- Born: June 19, 1943 (age 82)
- Awards: The Association of American Publishers 2010 PROSE Award for Philosophy

Education
- Alma mater: University of Pittsburgh

Philosophical work
- Era: 20th century German philosophy 19th century German philosophy
- Region: Western philosophy
- School: Continental philosophy
- Institutions: University of Auckland Wake Forest University
- Main interests: meaning of life, philosophy of art, post-Kantian philosophy

= Julian Young =

American philosopher known for post-Kantian philosophy

Julian Padraic Young (born June 19, 1943) is an American philosopher and William R. Kenan Jr. Professor of Humanities at Wake Forest University.
He is known for his expertise on post-Kantian philosophy.

==Career==
He specializes in Continental (nineteenth- and twentieth-century German and French) philosophy, philosophy of art, environmental philosophy, and philosophy of religion. Prior to moving to the United States, Professor Young taught at all levels at the universities of Auckland, Pittsburgh, Calgary and Tasmania, the following: Introduction to Ethics, Introduction to Metaphysics and Theory of Knowledge, Introduction to Theories of Human Nature, British Empiricism, Quine and Sellars, Wittgenstein, Plato, Kant, Hegel, Nietzsche, Schopenhauer, Heidegger, Sartre and Camus. He has supervised and examined numerous MA and PhD theses at Auckland and throughout Australasia. He is the author of ten books, mostly on nineteenth- and twentieth-century German philosophy. He has appeared on radio and television in Ireland, New Zealand and the US, and has written for the Guardian, the New York Times and Harper's Magazine.

==Accusations of Plagiarism==
In 2011, Mark Anderson, a professor at Belmont University, discovered that a significant amount of textual formulations and ideas in Young's Friedrich Nietzsche: A Philosophical Biography (Cambridge University Press, 2010) were plagiarized from an earlier biography by Curtis Cate.
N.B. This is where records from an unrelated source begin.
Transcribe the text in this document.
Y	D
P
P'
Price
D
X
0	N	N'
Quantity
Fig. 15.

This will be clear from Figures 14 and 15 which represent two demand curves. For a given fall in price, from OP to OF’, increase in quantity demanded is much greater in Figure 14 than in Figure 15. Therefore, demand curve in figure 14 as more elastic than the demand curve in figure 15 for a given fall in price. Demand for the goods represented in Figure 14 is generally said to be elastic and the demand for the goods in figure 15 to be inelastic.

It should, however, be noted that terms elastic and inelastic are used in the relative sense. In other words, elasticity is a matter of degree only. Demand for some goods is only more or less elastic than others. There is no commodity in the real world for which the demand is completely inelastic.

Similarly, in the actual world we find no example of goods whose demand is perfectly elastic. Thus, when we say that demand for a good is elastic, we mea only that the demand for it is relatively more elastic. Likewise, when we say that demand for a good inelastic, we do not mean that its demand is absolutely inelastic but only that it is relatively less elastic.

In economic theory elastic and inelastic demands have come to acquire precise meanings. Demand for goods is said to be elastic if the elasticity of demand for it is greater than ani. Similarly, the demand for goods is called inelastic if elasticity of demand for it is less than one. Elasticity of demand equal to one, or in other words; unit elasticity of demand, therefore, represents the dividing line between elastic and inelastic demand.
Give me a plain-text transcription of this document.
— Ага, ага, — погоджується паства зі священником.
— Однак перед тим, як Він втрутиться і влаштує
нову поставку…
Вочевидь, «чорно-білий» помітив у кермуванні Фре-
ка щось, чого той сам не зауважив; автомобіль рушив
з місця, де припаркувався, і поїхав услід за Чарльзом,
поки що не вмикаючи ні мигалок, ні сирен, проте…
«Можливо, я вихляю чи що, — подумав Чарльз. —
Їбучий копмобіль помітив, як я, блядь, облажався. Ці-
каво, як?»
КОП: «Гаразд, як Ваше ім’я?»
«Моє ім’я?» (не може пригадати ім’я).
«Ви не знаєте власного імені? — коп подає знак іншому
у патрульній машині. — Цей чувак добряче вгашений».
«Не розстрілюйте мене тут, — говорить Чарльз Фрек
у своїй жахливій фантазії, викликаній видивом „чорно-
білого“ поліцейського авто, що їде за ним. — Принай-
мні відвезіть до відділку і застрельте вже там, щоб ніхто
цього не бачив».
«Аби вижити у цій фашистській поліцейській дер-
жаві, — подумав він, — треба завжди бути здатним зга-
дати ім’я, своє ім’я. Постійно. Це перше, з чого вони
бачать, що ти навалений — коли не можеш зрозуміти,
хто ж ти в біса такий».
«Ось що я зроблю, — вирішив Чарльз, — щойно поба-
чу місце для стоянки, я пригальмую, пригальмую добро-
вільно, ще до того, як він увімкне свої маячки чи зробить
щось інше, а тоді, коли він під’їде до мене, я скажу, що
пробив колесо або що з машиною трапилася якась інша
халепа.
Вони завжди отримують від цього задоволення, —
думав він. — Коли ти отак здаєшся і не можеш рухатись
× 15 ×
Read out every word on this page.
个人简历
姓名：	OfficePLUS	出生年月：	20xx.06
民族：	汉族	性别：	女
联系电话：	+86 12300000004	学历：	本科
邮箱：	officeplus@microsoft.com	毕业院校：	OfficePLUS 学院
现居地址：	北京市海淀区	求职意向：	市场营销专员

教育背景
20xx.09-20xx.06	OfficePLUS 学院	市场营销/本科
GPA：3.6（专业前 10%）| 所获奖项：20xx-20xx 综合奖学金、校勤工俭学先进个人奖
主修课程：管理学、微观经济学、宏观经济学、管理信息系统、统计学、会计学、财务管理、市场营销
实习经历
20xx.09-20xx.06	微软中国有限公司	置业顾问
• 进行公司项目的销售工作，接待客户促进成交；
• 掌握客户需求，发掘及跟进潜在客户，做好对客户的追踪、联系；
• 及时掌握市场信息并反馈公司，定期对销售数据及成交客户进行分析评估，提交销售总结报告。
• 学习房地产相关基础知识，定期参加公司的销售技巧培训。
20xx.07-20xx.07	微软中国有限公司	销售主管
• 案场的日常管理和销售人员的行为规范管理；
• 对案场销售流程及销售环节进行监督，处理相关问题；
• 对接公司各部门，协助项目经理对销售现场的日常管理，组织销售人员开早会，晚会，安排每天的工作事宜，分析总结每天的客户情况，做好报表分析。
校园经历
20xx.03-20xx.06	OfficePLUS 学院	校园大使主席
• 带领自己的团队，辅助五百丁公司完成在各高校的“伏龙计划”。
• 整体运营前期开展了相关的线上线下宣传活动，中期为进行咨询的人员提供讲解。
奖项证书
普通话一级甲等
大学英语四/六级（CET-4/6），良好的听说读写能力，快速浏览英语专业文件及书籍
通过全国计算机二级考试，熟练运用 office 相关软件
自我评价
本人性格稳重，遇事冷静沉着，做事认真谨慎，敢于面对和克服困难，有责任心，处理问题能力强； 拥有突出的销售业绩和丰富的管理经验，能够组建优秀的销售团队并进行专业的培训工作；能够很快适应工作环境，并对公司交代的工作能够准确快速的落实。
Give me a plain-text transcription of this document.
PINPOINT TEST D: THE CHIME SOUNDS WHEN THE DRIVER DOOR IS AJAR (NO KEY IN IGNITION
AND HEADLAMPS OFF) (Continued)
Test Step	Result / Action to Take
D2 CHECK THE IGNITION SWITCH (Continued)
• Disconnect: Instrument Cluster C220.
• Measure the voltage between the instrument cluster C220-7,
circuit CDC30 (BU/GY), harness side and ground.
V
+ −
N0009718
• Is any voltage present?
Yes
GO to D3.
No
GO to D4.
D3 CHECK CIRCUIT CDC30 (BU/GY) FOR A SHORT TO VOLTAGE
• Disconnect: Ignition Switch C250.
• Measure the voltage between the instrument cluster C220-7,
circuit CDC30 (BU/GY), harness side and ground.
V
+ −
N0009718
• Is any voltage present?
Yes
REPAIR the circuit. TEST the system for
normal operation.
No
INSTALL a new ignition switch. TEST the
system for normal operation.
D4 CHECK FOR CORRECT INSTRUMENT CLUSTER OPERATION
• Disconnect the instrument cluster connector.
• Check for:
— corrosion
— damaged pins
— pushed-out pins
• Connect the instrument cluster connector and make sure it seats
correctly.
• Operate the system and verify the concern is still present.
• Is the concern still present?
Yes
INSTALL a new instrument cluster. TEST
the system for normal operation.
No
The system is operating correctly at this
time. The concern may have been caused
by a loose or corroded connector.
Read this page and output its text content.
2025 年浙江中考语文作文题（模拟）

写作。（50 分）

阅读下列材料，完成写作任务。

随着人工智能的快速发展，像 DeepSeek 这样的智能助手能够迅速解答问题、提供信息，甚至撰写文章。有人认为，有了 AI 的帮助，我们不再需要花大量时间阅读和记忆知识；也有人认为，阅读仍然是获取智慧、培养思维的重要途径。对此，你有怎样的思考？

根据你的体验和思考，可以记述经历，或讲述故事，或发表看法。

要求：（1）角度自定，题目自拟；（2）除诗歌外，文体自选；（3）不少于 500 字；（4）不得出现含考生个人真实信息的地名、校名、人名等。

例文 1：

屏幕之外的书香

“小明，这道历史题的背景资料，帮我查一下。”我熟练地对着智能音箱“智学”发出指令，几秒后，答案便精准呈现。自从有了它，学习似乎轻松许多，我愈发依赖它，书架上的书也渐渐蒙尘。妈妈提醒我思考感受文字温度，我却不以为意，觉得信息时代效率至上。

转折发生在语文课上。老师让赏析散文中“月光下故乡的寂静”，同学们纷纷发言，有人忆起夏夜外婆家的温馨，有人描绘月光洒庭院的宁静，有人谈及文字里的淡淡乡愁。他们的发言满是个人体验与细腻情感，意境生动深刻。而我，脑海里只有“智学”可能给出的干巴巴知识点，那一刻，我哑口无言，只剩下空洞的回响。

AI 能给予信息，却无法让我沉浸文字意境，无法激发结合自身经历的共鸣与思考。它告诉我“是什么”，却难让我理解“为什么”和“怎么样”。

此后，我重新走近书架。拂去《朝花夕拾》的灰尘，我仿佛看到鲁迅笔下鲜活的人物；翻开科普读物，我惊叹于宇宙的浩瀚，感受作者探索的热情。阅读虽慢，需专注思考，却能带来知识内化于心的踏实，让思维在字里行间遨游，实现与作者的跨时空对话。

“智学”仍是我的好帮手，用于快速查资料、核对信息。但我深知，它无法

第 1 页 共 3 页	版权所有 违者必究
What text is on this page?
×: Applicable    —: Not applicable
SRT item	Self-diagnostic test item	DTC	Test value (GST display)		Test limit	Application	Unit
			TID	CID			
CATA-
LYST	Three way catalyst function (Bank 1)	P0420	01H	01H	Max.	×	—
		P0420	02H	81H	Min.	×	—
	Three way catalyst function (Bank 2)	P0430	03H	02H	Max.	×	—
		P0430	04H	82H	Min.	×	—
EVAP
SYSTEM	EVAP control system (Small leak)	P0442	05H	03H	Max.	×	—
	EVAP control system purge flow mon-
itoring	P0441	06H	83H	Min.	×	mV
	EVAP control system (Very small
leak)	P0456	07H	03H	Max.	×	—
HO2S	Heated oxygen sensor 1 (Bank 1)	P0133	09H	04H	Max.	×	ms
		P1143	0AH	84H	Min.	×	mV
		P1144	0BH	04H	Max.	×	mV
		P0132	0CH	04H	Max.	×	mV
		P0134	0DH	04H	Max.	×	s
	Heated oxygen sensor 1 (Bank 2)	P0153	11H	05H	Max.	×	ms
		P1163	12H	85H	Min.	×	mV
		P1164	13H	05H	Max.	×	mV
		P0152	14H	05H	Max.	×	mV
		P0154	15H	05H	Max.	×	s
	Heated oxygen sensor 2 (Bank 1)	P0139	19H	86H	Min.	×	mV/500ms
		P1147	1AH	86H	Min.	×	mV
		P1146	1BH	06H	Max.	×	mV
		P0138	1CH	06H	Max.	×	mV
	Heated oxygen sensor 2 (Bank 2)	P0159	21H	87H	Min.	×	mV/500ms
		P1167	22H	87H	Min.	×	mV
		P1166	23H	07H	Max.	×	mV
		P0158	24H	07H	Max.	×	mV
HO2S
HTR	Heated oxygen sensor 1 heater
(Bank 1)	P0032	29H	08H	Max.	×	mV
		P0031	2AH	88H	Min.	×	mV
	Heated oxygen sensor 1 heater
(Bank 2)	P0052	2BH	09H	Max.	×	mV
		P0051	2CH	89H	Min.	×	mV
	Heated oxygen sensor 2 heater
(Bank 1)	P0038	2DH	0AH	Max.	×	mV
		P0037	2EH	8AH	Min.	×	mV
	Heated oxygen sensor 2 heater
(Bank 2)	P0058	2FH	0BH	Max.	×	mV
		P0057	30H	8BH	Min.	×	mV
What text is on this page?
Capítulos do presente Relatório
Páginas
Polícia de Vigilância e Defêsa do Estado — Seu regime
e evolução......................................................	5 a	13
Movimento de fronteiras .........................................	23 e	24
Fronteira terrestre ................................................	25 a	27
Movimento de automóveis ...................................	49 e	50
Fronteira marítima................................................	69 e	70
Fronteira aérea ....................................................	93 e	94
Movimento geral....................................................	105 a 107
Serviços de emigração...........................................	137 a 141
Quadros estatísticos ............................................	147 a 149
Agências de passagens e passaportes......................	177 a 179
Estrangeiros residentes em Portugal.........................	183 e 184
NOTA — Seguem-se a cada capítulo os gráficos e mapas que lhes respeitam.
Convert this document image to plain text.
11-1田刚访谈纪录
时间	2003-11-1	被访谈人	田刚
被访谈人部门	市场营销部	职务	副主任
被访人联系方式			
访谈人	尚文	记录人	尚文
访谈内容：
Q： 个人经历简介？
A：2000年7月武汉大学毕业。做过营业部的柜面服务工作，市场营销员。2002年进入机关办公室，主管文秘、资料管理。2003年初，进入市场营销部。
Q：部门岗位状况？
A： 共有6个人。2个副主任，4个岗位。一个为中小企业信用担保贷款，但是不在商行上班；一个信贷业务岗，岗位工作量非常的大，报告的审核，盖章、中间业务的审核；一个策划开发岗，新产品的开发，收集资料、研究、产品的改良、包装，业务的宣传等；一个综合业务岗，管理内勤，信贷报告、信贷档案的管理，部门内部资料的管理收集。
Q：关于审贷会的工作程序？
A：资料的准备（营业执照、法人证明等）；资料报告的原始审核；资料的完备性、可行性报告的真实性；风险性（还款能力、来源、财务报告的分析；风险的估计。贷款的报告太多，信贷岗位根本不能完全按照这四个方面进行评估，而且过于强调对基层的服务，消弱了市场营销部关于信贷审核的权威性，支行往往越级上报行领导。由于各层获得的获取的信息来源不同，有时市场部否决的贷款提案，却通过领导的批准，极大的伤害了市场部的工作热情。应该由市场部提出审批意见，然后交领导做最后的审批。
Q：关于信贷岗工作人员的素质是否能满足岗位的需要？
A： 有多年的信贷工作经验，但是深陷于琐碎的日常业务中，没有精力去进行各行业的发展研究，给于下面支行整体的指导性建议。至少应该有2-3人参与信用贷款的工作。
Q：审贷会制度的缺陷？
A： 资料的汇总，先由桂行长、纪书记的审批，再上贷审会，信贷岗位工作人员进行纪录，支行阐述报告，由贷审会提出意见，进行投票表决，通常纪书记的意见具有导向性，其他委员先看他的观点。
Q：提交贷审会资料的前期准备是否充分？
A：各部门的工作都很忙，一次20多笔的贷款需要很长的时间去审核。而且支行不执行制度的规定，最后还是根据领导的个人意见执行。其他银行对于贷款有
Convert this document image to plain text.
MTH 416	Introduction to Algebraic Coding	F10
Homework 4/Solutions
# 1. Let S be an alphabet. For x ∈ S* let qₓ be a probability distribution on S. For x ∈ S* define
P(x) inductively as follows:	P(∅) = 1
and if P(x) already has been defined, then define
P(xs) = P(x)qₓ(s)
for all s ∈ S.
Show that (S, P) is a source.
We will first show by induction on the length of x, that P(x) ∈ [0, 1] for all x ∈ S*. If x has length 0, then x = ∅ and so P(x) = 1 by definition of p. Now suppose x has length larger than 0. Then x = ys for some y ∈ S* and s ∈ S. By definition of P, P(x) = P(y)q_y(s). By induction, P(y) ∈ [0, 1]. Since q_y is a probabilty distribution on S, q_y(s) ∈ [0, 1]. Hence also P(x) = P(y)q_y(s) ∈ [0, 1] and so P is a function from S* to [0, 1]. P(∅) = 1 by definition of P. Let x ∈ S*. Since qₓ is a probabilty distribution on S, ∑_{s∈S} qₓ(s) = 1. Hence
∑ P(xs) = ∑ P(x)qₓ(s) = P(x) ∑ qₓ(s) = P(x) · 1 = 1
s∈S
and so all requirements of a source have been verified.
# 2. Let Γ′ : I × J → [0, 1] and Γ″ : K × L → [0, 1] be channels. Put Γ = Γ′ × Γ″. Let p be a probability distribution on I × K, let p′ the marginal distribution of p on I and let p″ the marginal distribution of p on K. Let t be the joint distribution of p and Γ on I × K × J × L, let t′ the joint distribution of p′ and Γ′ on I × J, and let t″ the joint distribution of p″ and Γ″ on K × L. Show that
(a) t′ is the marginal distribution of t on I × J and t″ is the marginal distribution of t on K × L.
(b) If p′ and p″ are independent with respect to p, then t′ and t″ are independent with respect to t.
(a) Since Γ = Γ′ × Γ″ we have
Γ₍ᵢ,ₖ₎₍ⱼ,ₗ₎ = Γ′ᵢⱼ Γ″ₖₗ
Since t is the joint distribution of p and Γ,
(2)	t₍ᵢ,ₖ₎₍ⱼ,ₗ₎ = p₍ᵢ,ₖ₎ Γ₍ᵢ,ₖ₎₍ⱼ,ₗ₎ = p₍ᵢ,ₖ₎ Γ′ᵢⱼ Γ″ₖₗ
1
In addition to "large-scale structural similarities", Anderson provides more than ten examples of Young's unethical academic practice. A group of scholars led by Mohan Matthen (Professor of Philosophy and senior Canada Research Chair in Philosophy of Perception at the University of Toronto) suggested that Young admit publicly that the Nietzsche book "contains a number of passages that are copied from an earlier biography by Curtis Cate". Young's response was reported by Professor Matthen: "Julian Young has now inserted into unsold copies of his book a list of Errata, an acknowledgement of Cate's biography and a list of changes to his text. We applaud his honourable gesture."

==Books==
- Nietzsche's Philosophy of Art (Cambridge: Cambridge University Press, 1994).
- Heidegger, Philosophy, Nazism (Cambridge: Cambridge University Press, 1998).
- Heidegger's Later Philosophy (Cambridge: Cambridge University Press, 2001).
- Heidegger: Off the Beaten Track (Editor and translator along with Kenneth Haynes of Martin Heidegger's Holzwege) (Cambridge: Cambridge University Press, 2002).
- The Death of God and the Meaning of Life (London: Routledge, 2003).
- Heidegger's Philosophy of Art (Cambridge: Cambridge University Press, 2004).
- Schopenhauer (London: Routledge, 2005).
- Nietzsche's Philosophy of Religion (Cambridge: Cambridge University Press, 2006).
- Friedrich Nietzsche: A Philosophical Biography (Cambridge: Cambridge University Press, 2010).
- The Philosophy of Tragedy: from Plato to Žižek (Cambridge: Cambridge University Press, 2013).
- Individual and Community in Nietzsche's Philosophy (Editor) (Cambridge: Cambridge University Press, 2014).
- The Philosophies of Richard Wagner (Lanham: Lexington Books, 2014).
- German Philosophy in the Twentieth Century: Weber to Heidegger (London: Routledge, 2018).
- German Philosophy in the Twentieth Century: Lukács to Strauss (London: Routledge, 2020).
- German Philosophy in the Twentieth Century: Dilthey to Honneth (London: Routledge, 2022).